Regex extract¤
Description¤
The Regex extract plugin extracts one or all matches of a regular expression within the input.
This plugin is an extraction transformer plugin. It is configured with the parameters regex and extractAll. The
regular expression regex is simply the pattern used in the matching. With extractAll, we tell the Regex extract
plugin whether to extract all values (with extractAll = true) or only the first occurrence of the matching
(with extractAll = false, which is the default).
Additionally to normal regular expressions, we can also use capturing groups such as in (A)(B)(C) instead of just
ABC. If capturing groups are used in a regular expression, only the first capturing group will be considered. This
does not mean the first matching group, but the first capturing group in the regex.
Notes on regular expressions¤
The most commonly used examples of regular expressions are "\\s*" for representing whitespace characters, [^0-9]*
for numbers, and [a-z]* for the usual English characters between a and z. The star (*) represents an arbitrary
number of occurrences (zero included), whereas the plus sign (+) indicates a strictly positive number of occurrences
(zero excluded).
An uppercase version of the predefined character classes means negation, such as "\\S*" for non-whitespace
characters, or "\\D*" for non-digits.
Similarly, the hat sign ^ can be used for negating (arbitrary) character classes, such as [^xyz] for any character
except x, y or z.
Attention: Slashes in regular expressions have to be escaped, e.g. instead of \s we need to escape it as \\s.
Note for advanced users¤
A compilation of the available constructs for building regular expressions is available in the
API of the Java Pattern.
Examples¤
Notation: List of values are represented via square brackets. Example: [first, second] represents a list of two values “first” and “second”.

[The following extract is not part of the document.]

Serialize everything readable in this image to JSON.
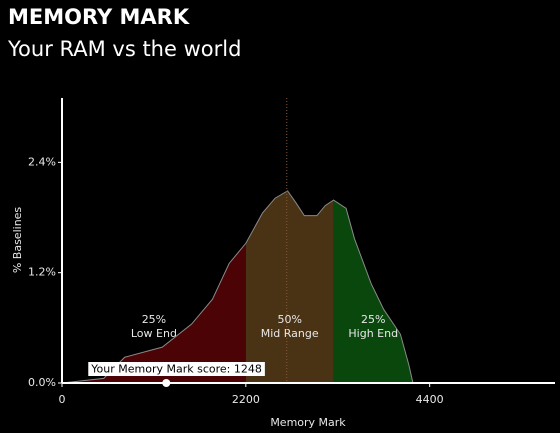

returns only the first match, when extractAll = false (default):
-
Parameters
- regex:
[a-z]{2,4}123
- regex:
-
Input values:
[afe123_abcd23]
-
Returns:
[afe123]
returns all matches, when extractAll = true:
-
Parameters
- regex:
[a-z]{2,4}123 - extractAll:
true
- regex:
-
Input values:
[afe123_abcd123]
-
Returns:
[afe123, abcd123]
returns an empty list if nothing matches:
-
Parameters
- regex:
^[a-z]{2,4}123
- regex:
-
Input values:
[abcde123]
-
Returns:
[]
returns the match of the first capturing group, which includes two to four letters:
-
Parameters
- regex:
^([a-z]{2,4})123([a-z]+)
- regex:
-
Input values:
[abcd123xyz]
-
Returns:
[abcd]
returns the match of the first capturing group, which includes at least one letter:
-
Parameters
- regex:
^([a-z]+)123([a-z]{2,4})
- regex:
-
Input values:
[pqrstuvwxyz123abcd]
-
Returns:
[pqrstuvwxyz]
returns an empty string, because the first capturing group includes the possibility of no letters:
-
Parameters
- regex:
^([a-z]*)123([a-z]{2,4})
- regex:
-
Input values:
[123abcd]
-
Returns:
[]
returns an empty list, because the first capturing group excludes the possibility of no letters:
-
Parameters
- regex:
^([a-z]+)123([a-z]{2,4})
- regex:
-
Input values:
[123abcd]
-
Returns:
[]
Example 8:
-
Parameters
- regex:
"bedeutungen"\s*:\s*\[\s*(?:"([^"]*)"(?:\s*,\s*"([^"]*)")*)*\s*\]
- regex:
-
Input values:
["bedeutungen" : [ ]]
-
Returns:
[]
Parameter¤
Regex¤
Regular expression
- ID:
regex - Datatype:
string - Default Value:
None
Extract all¤
If true, all matches are extracted. If false, only the first match is extracted (default).
- ID:
extractAll - Datatype:
boolean - Default Value:
false
Advanced Parameter¤
None
Related Plugins¤
- regexReplace — The Regex extract plugin returns what the regular expression matches, or the first capturing group if capturing groups exist. The Regex replace plugin returns the full input string after rewriting it by replacing every match with the configured replacement.
- regexSelect — The Regex selection plugin does not return matched text at all. It emits copies of a provided output value at the positions where the checked values match the regular expressions, while the Regex extract plugin returns the matched substring or capturing-group content.
- ifMatchesRegex — The If matches regex plugin uses the match only as a decision about which provided input value to return. The Regex extract plugin uses the match as the produced content, so the output is derived from the matched region rather than from branch inputs.
- validateRegex — The Validate regex plugin keeps the original value only when the full value matches the configured regular expression and otherwise fails validation. The Regex extract plugin returns match-derived output and can return an empty result when nothing matches.